ODDLY, the most recent General Election is the one of which I have fewest recollections.
The whole campaign, from what I recall, plodded along rather predictably. The only visual “moment” from the national campaign I can think of was of Tony Blair giving Gordon an ice cream cone. Hardly the Prescott punch or Sharron Storer moment.
In Glasgow, I was fighting for the new seat of Glasgow South, Cathcart having been consigned to history by the recent boundary review (although the Holyrood seat retains the name). There was a good, rather than excited, atmosphere in the campaign rooms – a former cafĂ© on Clarkston Road, directly opposite my constituency offices. Every day we would arrive early, push up the metal shutters and wait for the inevitable trickle of constituents – both supportive and hostile – to begin. And every day I would print off a new number and display it in the shop window: the countdown to polling day. This was as much a reminder to activists as voters as to how long we had to complete the tasks of labelling, postering and canvassing we had set ourselves. (And I’ve just remembered that 2005 was the last General Election when candidates in Glasgow could attach posters to lamposts; the council have since banned it, to a mixed response from party activists.)

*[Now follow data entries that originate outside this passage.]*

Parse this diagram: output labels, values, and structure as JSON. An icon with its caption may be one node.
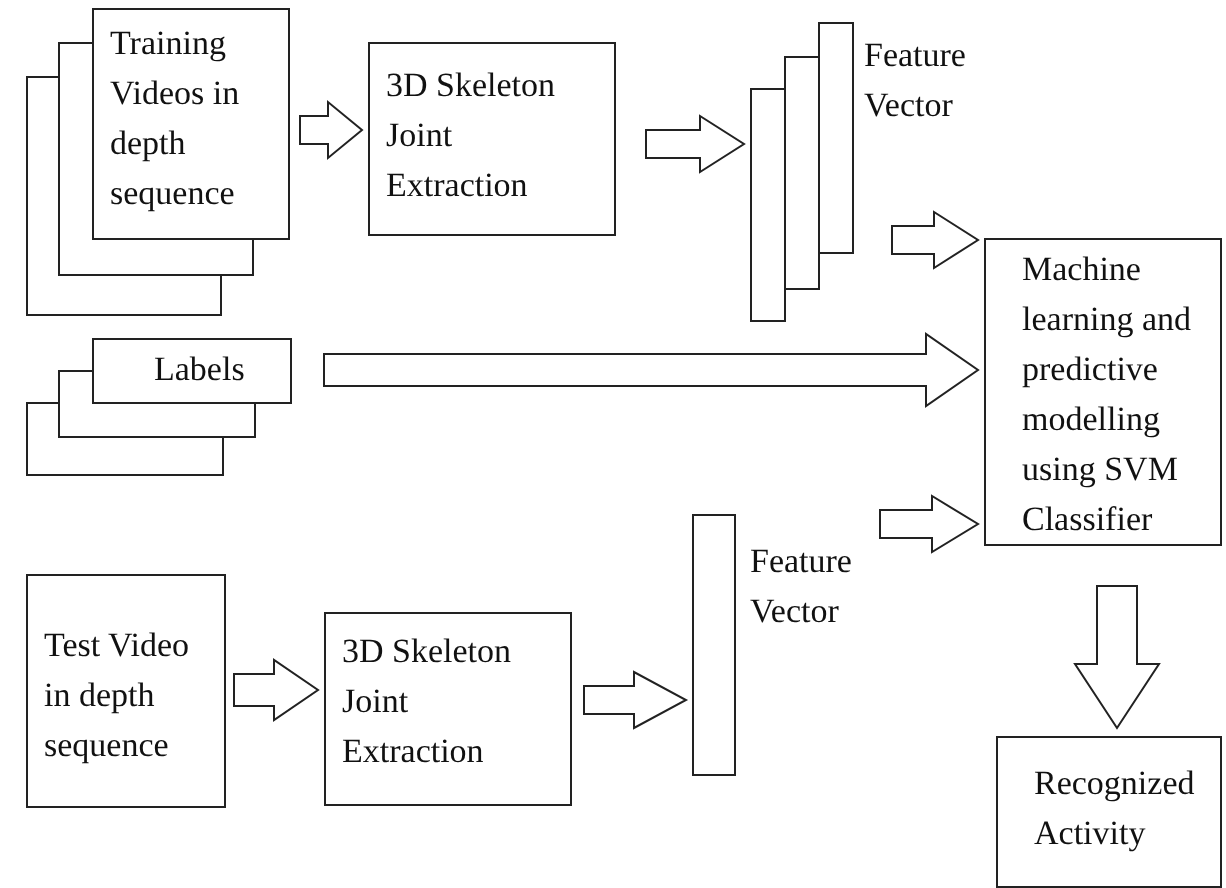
{
  "diagram": {
    "nodes": [
      {
        "text": [
          "Training Videos in depth sequence"
        ]
      },
      {
        "text": [
          "3D Skeleton Joint Extraction"
        ]
      },
      {
        "text": [],
        "shape": "bar",
        "beside": [
          "Feature Vector"
        ]
      },
      {
        "text": [
          "Labels"
        ]
      },
      {
        "text": [
          "Machine learning and predictive modelling using SVM Classifier"
        ]
      },
      {
        "text": [
          "Test Video in depth sequence"
        ]
      },
      {
        "text": [
          "3D Skeleton Joint Extraction"
        ]
      },
      {
        "text": [],
        "shape": "bar",
        "beside": [
          "Feature Vector"
        ]
      },
      {
        "text": [
          "Recognized Activity"
        ]
      }
    ],
    "edges": [
      {
        "from": 0,
        "to": 1,
        "arrow": "to"
      },
      {
        "from": 1,
        "to": 2,
        "arrow": "to"
      },
      {
        "from": 2,
        "to": 4,
        "arrow": "to"
      },
      {
        "from": 3,
        "to": 4,
        "arrow": "to"
      },
      {
        "from": 5,
        "to": 6,
        "arrow": "to"
      },
      {
        "from": 6,
        "to": 7,
        "arrow": "to"
      },
      {
        "from": 7,
        "to": 4,
        "arrow": "to"
      },
      {
        "from": 4,
        "to": 8,
        "arrow": "to"
      }
    ]
  }
}
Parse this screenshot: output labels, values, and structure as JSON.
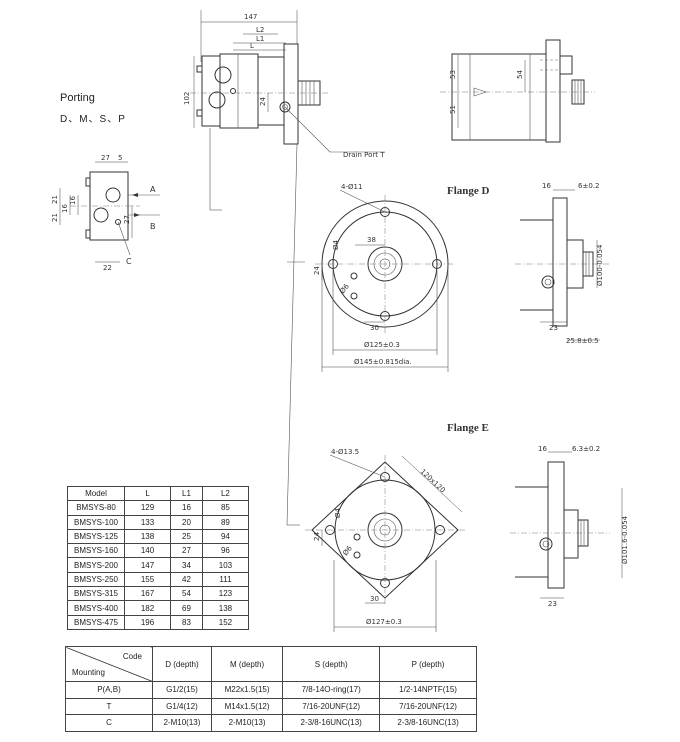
{
  "porting": {
    "title": "Porting",
    "variants": "D、M、S、P",
    "dims": [
      "27",
      "5",
      "21",
      "21",
      "16",
      "16",
      "27",
      "22"
    ],
    "port_a": "A",
    "port_b": "B",
    "port_c": "C"
  },
  "side_view": {
    "dim_overall": "147",
    "dim_l": "L",
    "dim_l1": "L1",
    "dim_l2": "L2",
    "dim_dia": "102",
    "dim_24": "24",
    "drain_label": "Drain Port T"
  },
  "end_view": {
    "dim_53": "53",
    "dim_51": "51",
    "dim_54": "54"
  },
  "flange_d": {
    "title": "Flange D",
    "holes": "4-Ø11",
    "dim_38": "38",
    "dim_d4": "Ø4",
    "dim_d6": "Ø6",
    "dim_24": "24",
    "dim_30": "30",
    "dia_125": "Ø125±0.3",
    "dia_145": "Ø145±0.815dia.",
    "side_16": "16",
    "side_6": "6±0.2",
    "side_dia": "Ø100-0.054",
    "side_23": "23",
    "side_25": "25.8±0.5"
  },
  "flange_e": {
    "title": "Flange E",
    "holes": "4-Ø13.5",
    "square": "120x120",
    "dim_d4": "Ø4",
    "dim_d6": "Ø6",
    "dim_24": "24",
    "dim_30": "30",
    "dia_127": "Ø127±0.3",
    "side_16": "16",
    "side_6": "6.3±0.2",
    "side_dia": "Ø101.6-0.054",
    "side_23": "23"
  },
  "model_table": {
    "headers": [
      "Model",
      "L",
      "L1",
      "L2"
    ],
    "rows": [
      [
        "BMSYS-80",
        "129",
        "16",
        "85"
      ],
      [
        "BMSYS-100",
        "133",
        "20",
        "89"
      ],
      [
        "BMSYS-125",
        "138",
        "25",
        "94"
      ],
      [
        "BMSYS-160",
        "140",
        "27",
        "96"
      ],
      [
        "BMSYS-200",
        "147",
        "34",
        "103"
      ],
      [
        "BMSYS-250",
        "155",
        "42",
        "111"
      ],
      [
        "BMSYS-315",
        "167",
        "54",
        "123"
      ],
      [
        "BMSYS-400",
        "182",
        "69",
        "138"
      ],
      [
        "BMSYS-475",
        "196",
        "83",
        "152"
      ]
    ]
  },
  "mount_table": {
    "corner_top": "Code",
    "corner_bottom": "Mounting",
    "headers": [
      "D (depth)",
      "M (depth)",
      "S (depth)",
      "P (depth)"
    ],
    "rows": [
      [
        "P(A,B)",
        "G1/2(15)",
        "M22x1.5(15)",
        "7/8-14O-ring(17)",
        "1/2-14NPTF(15)"
      ],
      [
        "T",
        "G1/4(12)",
        "M14x1.5(12)",
        "7/16-20UNF(12)",
        "7/16-20UNF(12)"
      ],
      [
        "C",
        "2-M10(13)",
        "2-M10(13)",
        "2-3/8-16UNC(13)",
        "2-3/8-16UNC(13)"
      ]
    ]
  }
}
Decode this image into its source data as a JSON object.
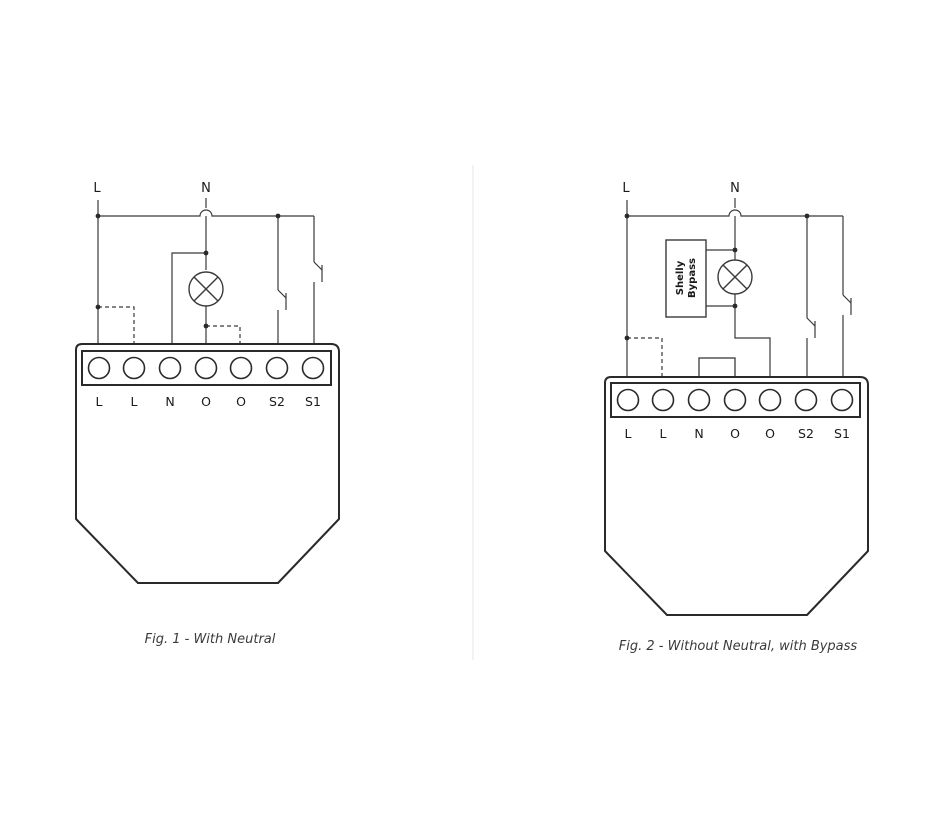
{
  "figures": [
    {
      "supply_labels": {
        "line": "L",
        "neutral": "N"
      },
      "terminals": [
        "L",
        "L",
        "N",
        "O",
        "O",
        "S2",
        "S1"
      ],
      "caption": "Fig. 1 - With Neutral"
    },
    {
      "supply_labels": {
        "line": "L",
        "neutral": "N"
      },
      "terminals": [
        "L",
        "L",
        "N",
        "O",
        "O",
        "S2",
        "S1"
      ],
      "bypass_label": [
        "Shelly",
        "Bypass"
      ],
      "caption": "Fig. 2 - Without Neutral, with Bypass"
    }
  ]
}
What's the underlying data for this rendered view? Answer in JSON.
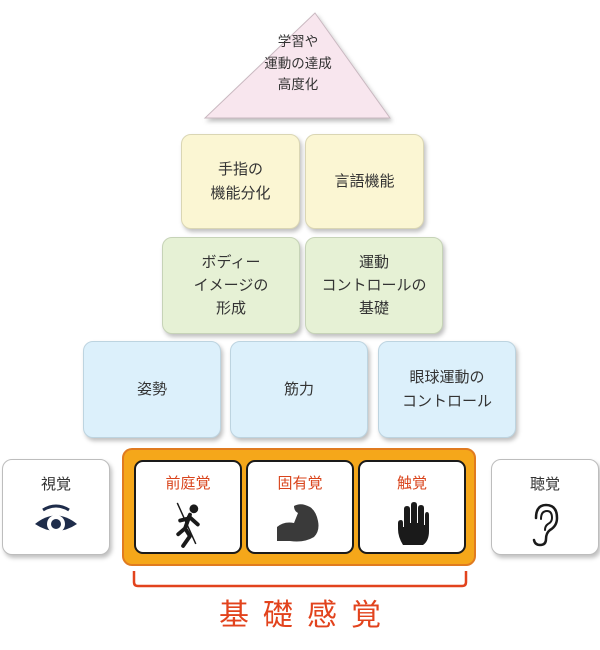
{
  "apex": {
    "text": "学習や\n運動の達成\n高度化"
  },
  "tier4": [
    {
      "text": "手指の\n機能分化"
    },
    {
      "text": "言語機能"
    }
  ],
  "tier3": [
    {
      "text": "ボディー\nイメージの\n形成"
    },
    {
      "text": "運動\nコントロールの\n基礎"
    }
  ],
  "tier2": [
    {
      "text": "姿勢"
    },
    {
      "text": "筋力"
    },
    {
      "text": "眼球運動の\nコントロール"
    }
  ],
  "senses_side": [
    {
      "label": "視覚",
      "icon": "eye-icon"
    },
    {
      "label": "聴覚",
      "icon": "ear-icon"
    }
  ],
  "basic_senses": [
    {
      "label": "前庭覚",
      "icon": "swing-person-icon"
    },
    {
      "label": "固有覚",
      "icon": "flexed-arm-icon"
    },
    {
      "label": "触覚",
      "icon": "hand-icon"
    }
  ],
  "basic_title": "基礎感覚",
  "colors": {
    "apex_fill": "#f8e6ee",
    "tier4_fill": "#fbf6d3",
    "tier3_fill": "#e6f1d5",
    "tier2_fill": "#dcf0fb",
    "panel_fill": "#f5a71a",
    "accent_red": "#e2431d"
  }
}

Despite expectations that Iraq would feature heavily in the campaign, I don’t remember that being the case at grassroots level. It was certainly raised on the doorstep, many times. But most voters for whom Iraq was a barrier to voting Labour were, for the most part, unfailingly polite. And when I asked them how they had previously voted, many of them turned out not to be Labour voters in the first place.
It’s a fact that time goes at a fraction of normal speed during election campaigns – well, if you’re a candidate, anyway. So it took about just under two years from the start of the campaign for polling day to arrive. That was hectic, as usual. I was picked up first thing by my campaign manager and taken to the polling station at the end of my road to cast my vote (and no, I’m not telling you who I voted for – it’s a secret ballot). The previous election, when I was first elected, Carolyn came with me to vote and a press photographer captured the moment for posterity. This time round, however, Carolyn was having to balance work and motherhood, so I voted alone.
Over the long day (about 52 hours, give or take) I tried to visit every polling place in the constituency and exchanged a few words with the tellers and the activists (of all parties) standing outside. There’s always a sense of tense calm on polling day itself, an awareness that the arguments are done and dusted, there’s nothing more to be done except await the voters’ verdict. So there’s little point in falling out with your opponents by then.
It was obvious that the LibDems were making a big effort among the substantial Muslim electorate in Glasgow South, exploiting their highly principled* position on Iraq. And I wasn’t surprised to discover later, at the count, that they had leapfrogged the nationalists to come second.
On BBC1 at ten o’clock, David Dimbleby revealed the exit poll prediction: a Labour majority of just 66 seats. I raised an eyebrow; lower than I had expected. But maybe our majority was being underestimated? It turned out not. At eleven, Carolyn and I left the house and met my election team at Queen’s Park Football Club and a small fleet of vehicles headed to the Scottish Exhibition and Conference Centre for the count.
Ah, yes – the count… In 2001, Cathcart had been counted last of the nine Glasgow seats and Carolyn and I had been very, very late to bed. And so it proved omce more four years later. It was after three in the morning before the Returning Officer called all the candidates together to show us the spoiled ballot papers and to read us the result. I was relieved that my majority had held above the 10,000 mark, although in per centage term it was slightly down on 2001. The LibDem candidate was actually the first person I met that night who told me, quite authoritatively, that I had won.
All I remember about the actual announcement of my result was being accosted by three or four reporters as I walked down from the platform immediately afterwards and asked whether or not I thought Tony Blair should resign. Well, of course he should! After all, he surely had to be punished for leading Labour to a third election victory in a row! The b*****d…
I had always believed that Tony’s announcement in 2004 that he would lead the party into one more Genereal Election and then serve a full term before stepping down was a mistake; the frenzied media speculation which began at 10.00 pm on polling day was entirely predictable.
Tired to the point of exhaustion, Carolyn and I headed back to the social club at Queen’s Park where we were just in time to see Galloway’s victory over Oona King in Bethnal Green. Then, a moron from a neighbouring Constituency Labour Party who, shall we say, had faced some difficulty in reconciling his own views on Iraq with the government’s, called me a fascist. Comradeship, eh? But I was too tired to make a big deal of it. Instead, after one drink, we headed home.
As we got ready for bed, I noticed I had received a voicemail from Jim Knight, who was defending a majority of 153 in South Dorset. He was calling with the happy news that, against the odds, he had increased that to 1812. That was a nice note on which finally to go to sleep.